L’esposizione prende idealmente avvio dalla dolorosa esperienza che Burri fece proprio negli Stati Uniti, quando l’artista, che era medico caporale, fu fatto prigioniero nel 1943 e venne trasferito dagli americani in un campo di prigionia a Hereford, in Texas. In questo luogo di detenzione Burri, cercando di resistere in quella drammatica condizione, prese a disegnare e a creare utilizzando il carbone, lacerti di juta e altri materiali poverissimi. “The Trauma of Painting” approfondisce poi la svolta che prese la ricerca di Burri al suo ritorno in Italia nel 1946 quando cominciò a creare quadri astratti caratterizzati da un sottile grafismo. Dal 1949, poi, ecco i “Catrami”, opere monocrome in cui” il colore viene ridotto alla sua funzione più semplice e perentoria e incisiva”, come dichiarava lo stesso Burri. Si tratta del primo passo verso un’attenzione alla materia che si sarebbe fatta, negli anni successivi, sempre più esclusiva. Come il “Guggenheim” mette bene in evidenza con la sua straordinaria collezione, questo era un filone di ricerca che più o meno negli stessi anni era stato sviluppato da Jackson Pollock che, invece, si era ispirato alle “pitture di sabbia” della tradizione indiana in America. Un altro importante capitolo della mostra nel museo newyorkese è dedicato ai “Gobbi” con cui Burri cancellava ogni divisione fra scultura e pittura. Il primo “Gobbo” nacque nel 1950 incastrando sul retro del quadro un frammento di legno che rende irregolare la superficie del dipinto. In quello stesso anno Alberto Burri realizzò il primo “Sacco”, un quadro eseguito intelaiando un frammento di tela proveniente da un sacco usato con le cuciture e i rattoppi bene in vista. Negli anni successivi riprese certi effetti di sgocciolatura del colore già presenti nei “Catrami” e aggiunse ai frammenti altri materiali di recupero, stracci, lembi di tessuto. Nello stesso tempo cominciò a servirsi d’altri residui, dalle carte alle lamiere, dai legni bruciati alla plastica. Del 1954 è invece la prima “Combustione”, il primo intervento con il fuoco su cellotx.

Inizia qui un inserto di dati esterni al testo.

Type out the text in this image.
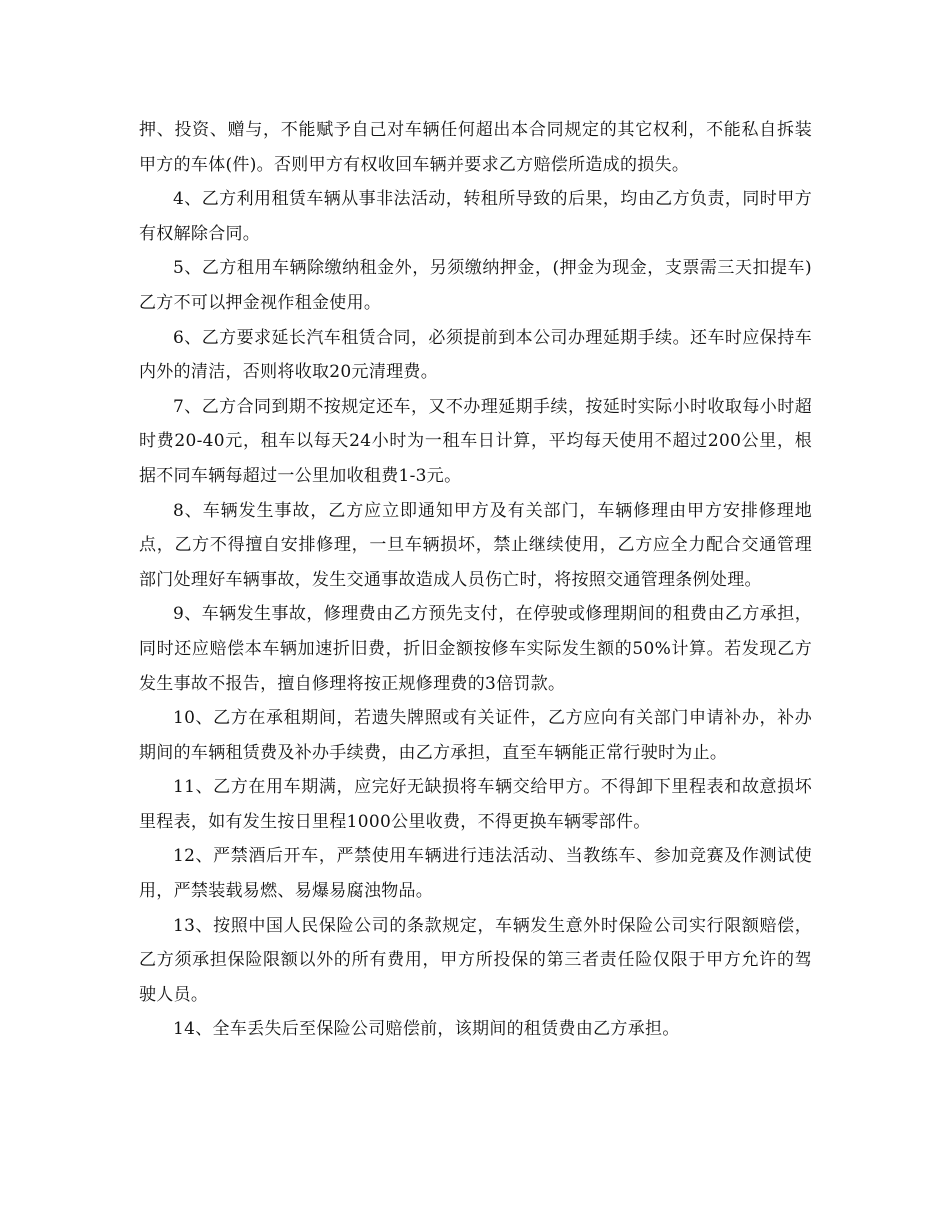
押、投资、赠与，不能赋予自己对车辆任何超出本合同规定的其它权利，不能私自拆装甲方的车体(件)。否则甲方有权收回车辆并要求乙方赔偿所造成的损失。

4、乙方利用租赁车辆从事非法活动，转租所导致的后果，均由乙方负责，同时甲方有权解除合同。

5、乙方租用车辆除缴纳租金外，另须缴纳押金，(押金为现金，支票需三天扣提车)乙方不可以押金视作租金使用。

6、乙方要求延长汽车租赁合同，必须提前到本公司办理延期手续。还车时应保持车内外的清洁，否则将收取20元清理费。

7、乙方合同到期不按规定还车，又不办理延期手续，按延时实际小时收取每小时超时费20-40元，租车以每天24小时为一租车日计算，平均每天使用不超过200公里，根据不同车辆每超过一公里加收租费1-3元。

8、车辆发生事故，乙方应立即通知甲方及有关部门，车辆修理由甲方安排修理地点，乙方不得擅自安排修理，一旦车辆损坏，禁止继续使用，乙方应全力配合交通管理部门处理好车辆事故，发生交通事故造成人员伤亡时，将按照交通管理条例处理。

9、车辆发生事故，修理费由乙方预先支付，在停驶或修理期间的租费由乙方承担，同时还应赔偿本车辆加速折旧费，折旧金额按修车实际发生额的50%计算。若发现乙方发生事故不报告，擅自修理将按正规修理费的3倍罚款。

10、乙方在承租期间，若遗失牌照或有关证件，乙方应向有关部门申请补办，补办期间的车辆租赁费及补办手续费，由乙方承担，直至车辆能正常行驶时为止。

11、乙方在用车期满，应完好无缺损将车辆交给甲方。不得卸下里程表和故意损坏里程表，如有发生按日里程1000公里收费，不得更换车辆零部件。

12、严禁酒后开车，严禁使用车辆进行违法活动、当教练车、参加竞赛及作测试使用，严禁装载易燃、易爆易腐浊物品。

13、按照中国人民保险公司的条款规定，车辆发生意外时保险公司实行限额赔偿，乙方须承担保险限额以外的所有费用，甲方所投保的第三者责任险仅限于甲方允许的驾驶人员。

14、全车丢失后至保险公司赔偿前，该期间的租赁费由乙方承担。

Con quasi 100 opere in mostra la retrospettiva è la prima in 35 anni e la più completa mai allestita negli Stati Uniti, con opere che provengono da collezioni private americane e europee, da musei di tutto il mondo (tra cui si segnala un "catrame" del 1952 che arriva dai Musei Vaticani), ma soprattutto dalla Fondazione Palazzo Albizzini Collezione Burri a Citta' di Castello che ha prestato una quarantina di pezzi. "Vediamo il Burri che aveva un profondo rapporto con gli Usa, ma anche il figlio dell'Umbria che voleva connettersi con la sua terra", ha detto la presidente della Regione Catiuscia Marini, giunta a New York in occasione dell’inaugurazione dell’importantissima mostra. Una sezione speciale, infine, e' dedicata al “Grande cretto”, il memoriale di Gibellina realizzato in stile “Land Art”e dedicato alle vittime del terremoto del 1968 nella valle del Belice: il Guggenheim ha realizzato un lungometraggio sulla monumentale opera, per la regia di Petra Noordkamp.